Sometimes we hear our loved ones talking this way—like when we hear them practically sounding like they’re saying goodbye or they’re already expressing their last will and testament. The common tendency is to dismiss it as morbid talk and not to pay any attention to it. Some might even deliberately change the subject.
Mark says they did not understand what he was talking about but they didn’t ask him any questions or even seek clarification about what he meant. Fast forward, after all the tragic things had happened already in Jerusalem, they probably looked back and said—he has told us about this but we were not paying attention to him.

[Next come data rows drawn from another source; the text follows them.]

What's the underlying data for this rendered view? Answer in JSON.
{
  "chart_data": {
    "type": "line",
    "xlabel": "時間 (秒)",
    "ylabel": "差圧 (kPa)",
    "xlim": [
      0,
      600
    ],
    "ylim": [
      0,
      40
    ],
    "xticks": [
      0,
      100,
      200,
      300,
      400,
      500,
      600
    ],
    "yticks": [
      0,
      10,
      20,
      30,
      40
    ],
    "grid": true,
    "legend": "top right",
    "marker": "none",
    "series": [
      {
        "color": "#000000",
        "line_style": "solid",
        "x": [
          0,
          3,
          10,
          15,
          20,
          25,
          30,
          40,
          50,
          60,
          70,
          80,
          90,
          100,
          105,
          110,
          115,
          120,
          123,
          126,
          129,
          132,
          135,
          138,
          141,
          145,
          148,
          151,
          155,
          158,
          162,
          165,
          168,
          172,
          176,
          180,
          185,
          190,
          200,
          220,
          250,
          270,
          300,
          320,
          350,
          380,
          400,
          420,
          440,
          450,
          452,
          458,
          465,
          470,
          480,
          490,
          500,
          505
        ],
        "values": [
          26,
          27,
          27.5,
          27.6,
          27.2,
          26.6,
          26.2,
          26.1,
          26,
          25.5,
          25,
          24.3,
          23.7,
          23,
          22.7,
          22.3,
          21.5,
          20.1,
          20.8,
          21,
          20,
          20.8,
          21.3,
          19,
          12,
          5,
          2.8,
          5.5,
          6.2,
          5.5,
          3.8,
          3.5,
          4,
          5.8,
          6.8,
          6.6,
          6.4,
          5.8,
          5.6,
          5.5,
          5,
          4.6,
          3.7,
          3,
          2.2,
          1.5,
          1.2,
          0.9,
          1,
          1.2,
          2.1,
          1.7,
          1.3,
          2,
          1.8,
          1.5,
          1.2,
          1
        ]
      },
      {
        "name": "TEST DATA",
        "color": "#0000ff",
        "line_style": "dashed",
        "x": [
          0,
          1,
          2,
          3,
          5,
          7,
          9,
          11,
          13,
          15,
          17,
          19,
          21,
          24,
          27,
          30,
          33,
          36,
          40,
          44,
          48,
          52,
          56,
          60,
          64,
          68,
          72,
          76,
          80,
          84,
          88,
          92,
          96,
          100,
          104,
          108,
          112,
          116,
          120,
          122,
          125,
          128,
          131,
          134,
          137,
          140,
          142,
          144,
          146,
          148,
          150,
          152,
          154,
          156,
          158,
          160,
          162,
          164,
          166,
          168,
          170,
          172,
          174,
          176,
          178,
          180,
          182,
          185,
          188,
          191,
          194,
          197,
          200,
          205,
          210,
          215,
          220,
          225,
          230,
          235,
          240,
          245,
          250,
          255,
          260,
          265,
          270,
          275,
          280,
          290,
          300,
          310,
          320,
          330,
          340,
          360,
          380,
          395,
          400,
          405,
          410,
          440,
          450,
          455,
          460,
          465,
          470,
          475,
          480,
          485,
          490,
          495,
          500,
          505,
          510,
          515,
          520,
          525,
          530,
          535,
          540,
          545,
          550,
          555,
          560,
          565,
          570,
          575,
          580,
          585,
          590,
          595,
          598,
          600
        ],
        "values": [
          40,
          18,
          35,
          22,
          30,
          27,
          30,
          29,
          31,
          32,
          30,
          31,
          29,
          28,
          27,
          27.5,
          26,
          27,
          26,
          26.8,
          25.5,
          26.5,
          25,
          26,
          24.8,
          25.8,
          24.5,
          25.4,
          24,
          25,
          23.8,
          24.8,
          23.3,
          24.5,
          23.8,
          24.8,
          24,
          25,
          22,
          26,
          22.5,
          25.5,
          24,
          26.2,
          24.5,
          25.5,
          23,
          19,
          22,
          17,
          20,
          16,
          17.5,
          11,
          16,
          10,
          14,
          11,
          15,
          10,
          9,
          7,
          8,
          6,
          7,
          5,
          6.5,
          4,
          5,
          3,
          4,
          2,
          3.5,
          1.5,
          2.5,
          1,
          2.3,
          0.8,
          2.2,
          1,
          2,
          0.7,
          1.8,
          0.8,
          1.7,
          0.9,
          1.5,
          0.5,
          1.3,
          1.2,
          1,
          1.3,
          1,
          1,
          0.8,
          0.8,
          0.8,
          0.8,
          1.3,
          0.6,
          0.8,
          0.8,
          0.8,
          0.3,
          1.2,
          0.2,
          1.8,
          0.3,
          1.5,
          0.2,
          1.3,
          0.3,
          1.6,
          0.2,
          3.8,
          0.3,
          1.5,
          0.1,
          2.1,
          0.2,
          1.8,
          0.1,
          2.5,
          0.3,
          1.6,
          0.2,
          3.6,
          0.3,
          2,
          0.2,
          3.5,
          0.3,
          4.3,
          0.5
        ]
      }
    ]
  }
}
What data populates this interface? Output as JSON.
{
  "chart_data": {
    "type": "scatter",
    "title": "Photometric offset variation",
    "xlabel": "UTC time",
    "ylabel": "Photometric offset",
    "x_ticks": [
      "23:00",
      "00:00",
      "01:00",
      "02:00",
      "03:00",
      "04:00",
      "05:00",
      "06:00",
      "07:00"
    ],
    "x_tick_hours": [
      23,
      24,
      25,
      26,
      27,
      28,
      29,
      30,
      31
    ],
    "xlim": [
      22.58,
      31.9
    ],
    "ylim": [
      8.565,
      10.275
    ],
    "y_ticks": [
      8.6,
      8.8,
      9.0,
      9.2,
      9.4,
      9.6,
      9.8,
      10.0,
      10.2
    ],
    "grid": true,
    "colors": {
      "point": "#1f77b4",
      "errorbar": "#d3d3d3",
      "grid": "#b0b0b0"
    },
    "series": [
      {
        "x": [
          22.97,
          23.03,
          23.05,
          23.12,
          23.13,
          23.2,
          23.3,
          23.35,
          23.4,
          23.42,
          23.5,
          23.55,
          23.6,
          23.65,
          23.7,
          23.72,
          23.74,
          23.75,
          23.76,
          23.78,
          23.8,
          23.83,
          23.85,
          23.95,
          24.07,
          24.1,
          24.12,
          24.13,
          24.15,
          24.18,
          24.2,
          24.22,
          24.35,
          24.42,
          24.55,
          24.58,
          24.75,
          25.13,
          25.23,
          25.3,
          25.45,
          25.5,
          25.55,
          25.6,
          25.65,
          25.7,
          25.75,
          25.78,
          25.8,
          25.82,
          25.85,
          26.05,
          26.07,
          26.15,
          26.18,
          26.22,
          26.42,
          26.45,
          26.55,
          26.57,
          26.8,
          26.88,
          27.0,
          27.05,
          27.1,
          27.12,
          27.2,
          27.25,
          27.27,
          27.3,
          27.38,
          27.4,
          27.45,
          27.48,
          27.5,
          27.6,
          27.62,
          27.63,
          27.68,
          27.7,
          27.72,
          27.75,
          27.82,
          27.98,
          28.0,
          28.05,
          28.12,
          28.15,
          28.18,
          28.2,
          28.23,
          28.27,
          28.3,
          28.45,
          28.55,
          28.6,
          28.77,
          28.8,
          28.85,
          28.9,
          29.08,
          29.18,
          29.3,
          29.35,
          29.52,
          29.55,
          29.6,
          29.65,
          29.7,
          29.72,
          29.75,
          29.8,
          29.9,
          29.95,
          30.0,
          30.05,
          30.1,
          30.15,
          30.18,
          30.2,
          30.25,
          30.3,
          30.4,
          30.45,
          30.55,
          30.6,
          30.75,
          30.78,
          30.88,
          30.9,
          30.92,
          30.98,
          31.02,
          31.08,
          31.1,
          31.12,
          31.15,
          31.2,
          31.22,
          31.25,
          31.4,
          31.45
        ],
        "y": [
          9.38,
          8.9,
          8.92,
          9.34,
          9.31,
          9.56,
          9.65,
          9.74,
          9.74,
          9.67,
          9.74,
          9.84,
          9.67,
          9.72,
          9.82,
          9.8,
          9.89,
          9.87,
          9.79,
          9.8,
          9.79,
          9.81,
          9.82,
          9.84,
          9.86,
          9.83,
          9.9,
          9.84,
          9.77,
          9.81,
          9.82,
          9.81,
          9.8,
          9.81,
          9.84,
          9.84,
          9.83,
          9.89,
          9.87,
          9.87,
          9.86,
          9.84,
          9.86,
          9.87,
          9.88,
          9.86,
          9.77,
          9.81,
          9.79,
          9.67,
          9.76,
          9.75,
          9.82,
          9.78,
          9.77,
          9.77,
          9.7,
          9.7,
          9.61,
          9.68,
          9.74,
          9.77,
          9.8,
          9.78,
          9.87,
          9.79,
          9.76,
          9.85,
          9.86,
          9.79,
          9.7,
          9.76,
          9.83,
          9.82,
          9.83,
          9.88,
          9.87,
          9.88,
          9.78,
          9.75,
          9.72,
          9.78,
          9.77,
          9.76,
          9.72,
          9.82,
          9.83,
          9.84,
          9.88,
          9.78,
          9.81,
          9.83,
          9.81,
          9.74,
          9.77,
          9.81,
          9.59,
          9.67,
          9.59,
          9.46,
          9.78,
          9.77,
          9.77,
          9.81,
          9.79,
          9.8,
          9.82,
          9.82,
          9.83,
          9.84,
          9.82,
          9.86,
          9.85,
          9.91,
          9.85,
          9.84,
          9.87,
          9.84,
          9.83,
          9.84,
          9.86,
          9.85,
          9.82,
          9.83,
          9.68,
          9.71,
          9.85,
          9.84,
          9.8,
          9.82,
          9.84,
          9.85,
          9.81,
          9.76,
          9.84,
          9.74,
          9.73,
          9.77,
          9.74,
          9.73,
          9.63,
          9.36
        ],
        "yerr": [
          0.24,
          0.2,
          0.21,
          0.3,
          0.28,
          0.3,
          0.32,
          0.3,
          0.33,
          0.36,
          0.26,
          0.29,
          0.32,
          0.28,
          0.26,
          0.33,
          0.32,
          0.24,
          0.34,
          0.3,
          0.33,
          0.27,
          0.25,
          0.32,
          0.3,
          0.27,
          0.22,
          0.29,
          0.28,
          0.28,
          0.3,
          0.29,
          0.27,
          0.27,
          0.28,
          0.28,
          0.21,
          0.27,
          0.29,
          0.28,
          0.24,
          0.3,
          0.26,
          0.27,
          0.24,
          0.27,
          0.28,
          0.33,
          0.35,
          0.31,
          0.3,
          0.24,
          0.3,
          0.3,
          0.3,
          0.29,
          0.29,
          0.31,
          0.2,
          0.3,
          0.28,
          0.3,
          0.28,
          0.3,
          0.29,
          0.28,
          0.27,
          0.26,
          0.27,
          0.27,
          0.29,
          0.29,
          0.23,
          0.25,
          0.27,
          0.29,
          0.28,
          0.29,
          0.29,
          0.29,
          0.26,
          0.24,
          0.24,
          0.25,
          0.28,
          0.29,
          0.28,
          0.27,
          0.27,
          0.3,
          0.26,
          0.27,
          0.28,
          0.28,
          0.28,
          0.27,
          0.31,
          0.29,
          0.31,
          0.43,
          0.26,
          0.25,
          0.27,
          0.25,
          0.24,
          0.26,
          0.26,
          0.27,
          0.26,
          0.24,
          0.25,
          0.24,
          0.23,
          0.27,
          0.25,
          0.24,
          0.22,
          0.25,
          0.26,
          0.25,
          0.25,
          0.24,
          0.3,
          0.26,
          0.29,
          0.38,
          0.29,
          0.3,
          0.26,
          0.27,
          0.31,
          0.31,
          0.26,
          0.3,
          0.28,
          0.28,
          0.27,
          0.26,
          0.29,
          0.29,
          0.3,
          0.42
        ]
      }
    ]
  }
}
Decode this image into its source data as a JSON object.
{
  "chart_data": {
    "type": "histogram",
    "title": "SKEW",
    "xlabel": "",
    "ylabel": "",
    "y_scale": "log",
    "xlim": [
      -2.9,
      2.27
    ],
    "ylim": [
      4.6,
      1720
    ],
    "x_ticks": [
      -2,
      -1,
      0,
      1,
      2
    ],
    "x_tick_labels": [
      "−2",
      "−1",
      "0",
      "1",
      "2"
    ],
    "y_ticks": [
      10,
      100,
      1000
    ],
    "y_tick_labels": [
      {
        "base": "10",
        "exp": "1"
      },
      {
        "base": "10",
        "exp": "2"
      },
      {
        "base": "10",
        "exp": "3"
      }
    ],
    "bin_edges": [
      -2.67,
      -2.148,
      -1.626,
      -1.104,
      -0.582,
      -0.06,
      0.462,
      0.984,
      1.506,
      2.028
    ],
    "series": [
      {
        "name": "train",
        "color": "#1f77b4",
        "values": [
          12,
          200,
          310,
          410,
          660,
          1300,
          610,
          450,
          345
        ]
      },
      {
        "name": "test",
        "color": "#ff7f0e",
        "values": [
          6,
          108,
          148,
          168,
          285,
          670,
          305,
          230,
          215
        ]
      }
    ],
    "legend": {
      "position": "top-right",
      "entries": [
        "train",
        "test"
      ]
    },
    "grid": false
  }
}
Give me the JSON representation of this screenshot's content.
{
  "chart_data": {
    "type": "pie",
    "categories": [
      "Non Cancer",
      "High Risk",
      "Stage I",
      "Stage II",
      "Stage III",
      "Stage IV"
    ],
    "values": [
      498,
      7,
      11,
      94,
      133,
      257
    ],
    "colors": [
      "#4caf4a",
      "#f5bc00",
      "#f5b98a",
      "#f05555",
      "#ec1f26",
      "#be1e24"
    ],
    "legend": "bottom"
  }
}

PAY ATTENTION. This is the point in the series of admonitions that we heard today from our first reading from the Book of Sirach. The author is using the metaphor of the waiter, or the servant who “waits on his master.” He talks like a father admonishing his son what to do in order to be ready for times of adversity. He says, “Prepare yourself for trials… wait on God with patience…accept what comes your way, be steadfast, be patient, be like gold and silver that’s tested in fire…”
In the Gospel, Jesus is presenting the image of a child, in response to his disciples who were preoccupied with aspirations for greatness as he was explaining to them what his whole mission in Jerusalem was about.
I wonder if the writer of that book THE LITTLE PRINCE did not have Jesus’ admonition in today’s Gospel in mind when he spoke of adults as people who were preoccupied with what they considered as “matters of consequence”. He caricatures them as ridiculous characters who go around like headless chickens in business suits who miss out on the things that are really essential in life, the things invisible to the eye but which only the heart can see.
By putting a child in their midst, Jesus was in effect telling them what it took to be truly a child of God, which is what true greatness for him was about. To achieve true greatness, they had to be ready to be treated as the least of all.